Once again, the State of Child Health report presents a comprehensive picture—and a sobering set of facts. But we must remember that we can only tell the story when we have the right data to do so.

When it comes to disability and additional learning needs, certain facts are missing from the set. The multifaceted needs of these children and young people remain largely hidden from view.

Despite a mandate from NHS Digital in the Long Term Plan obliging NHS providers to report diagnostic data about disabled children and young people’s needs, few are able to oblige. One issue is a lack of easy-to-use interfaces at the point of care. Without these systems in place, it is impossible to capture and consistently code data. We need to get our act together and capture this information.

Moving beyond the medical setting, the school census often underpins education data, and serves as a proxy for the needs of disabled children and young people. Right now, this approach obscures the complex set of factors that need to be taken into account. Instead of a complete picture, we are left with only the so-called “primary need” being counted and made visible.

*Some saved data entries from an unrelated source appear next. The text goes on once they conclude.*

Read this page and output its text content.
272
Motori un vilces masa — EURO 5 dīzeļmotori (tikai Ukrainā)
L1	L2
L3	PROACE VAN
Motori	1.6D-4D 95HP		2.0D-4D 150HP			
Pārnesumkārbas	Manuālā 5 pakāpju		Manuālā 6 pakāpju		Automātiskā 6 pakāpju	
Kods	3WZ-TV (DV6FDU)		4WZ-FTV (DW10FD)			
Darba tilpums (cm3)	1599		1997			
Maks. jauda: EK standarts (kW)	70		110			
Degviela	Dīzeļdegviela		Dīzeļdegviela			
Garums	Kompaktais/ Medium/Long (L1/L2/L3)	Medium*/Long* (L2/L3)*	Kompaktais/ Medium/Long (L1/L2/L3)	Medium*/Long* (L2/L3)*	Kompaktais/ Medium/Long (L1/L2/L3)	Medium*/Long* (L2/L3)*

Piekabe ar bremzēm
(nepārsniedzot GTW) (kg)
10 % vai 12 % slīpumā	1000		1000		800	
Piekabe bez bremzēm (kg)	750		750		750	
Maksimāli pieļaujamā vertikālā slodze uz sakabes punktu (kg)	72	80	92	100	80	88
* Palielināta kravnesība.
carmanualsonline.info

I look forward to a future report that is truly able to represent the many needs of this group.

This way of codifying oversimplifies the reality for many children and young people. Consider, for instance, an autistic child living with a learning disability, epilepsy, diabetes, constipation, disordered sleep, gastro-oesophageal reflux, a vagal nerve stimulator, and requiring around the clock care. Currently, such a child is simply coded under “autism spectrum condition”—concealing their other needs.

Until we can bring the full reality into our data, we are hindered in our ability to provide support. If we cannot get this right at the individual level, then we cannot gain thorough insights at the population level, either. This is reflected in the latest report. It is not possible to draw conclusions on trends within or between UK nations—even though we see nuanced comparisons for many other indicators.

There is no reason why we shouldn’t be able to bring disability and additional learning needs into that more sophisticated discussion. We should have basic data available to draw precise conclusions and call for policy accordingly. These children and young people should be included and have their needs met, just like the other groups featured throughout the report.

I look forward to a future report that is truly able to represent the many needs of this group. But this won’t happen by itself. We need policymakers and decision-makers to bring data collection to the point of care, where it is desperately needed. In doing so, we can bring unmet needs out of the dark, and ultimately better serve children, young people and their families.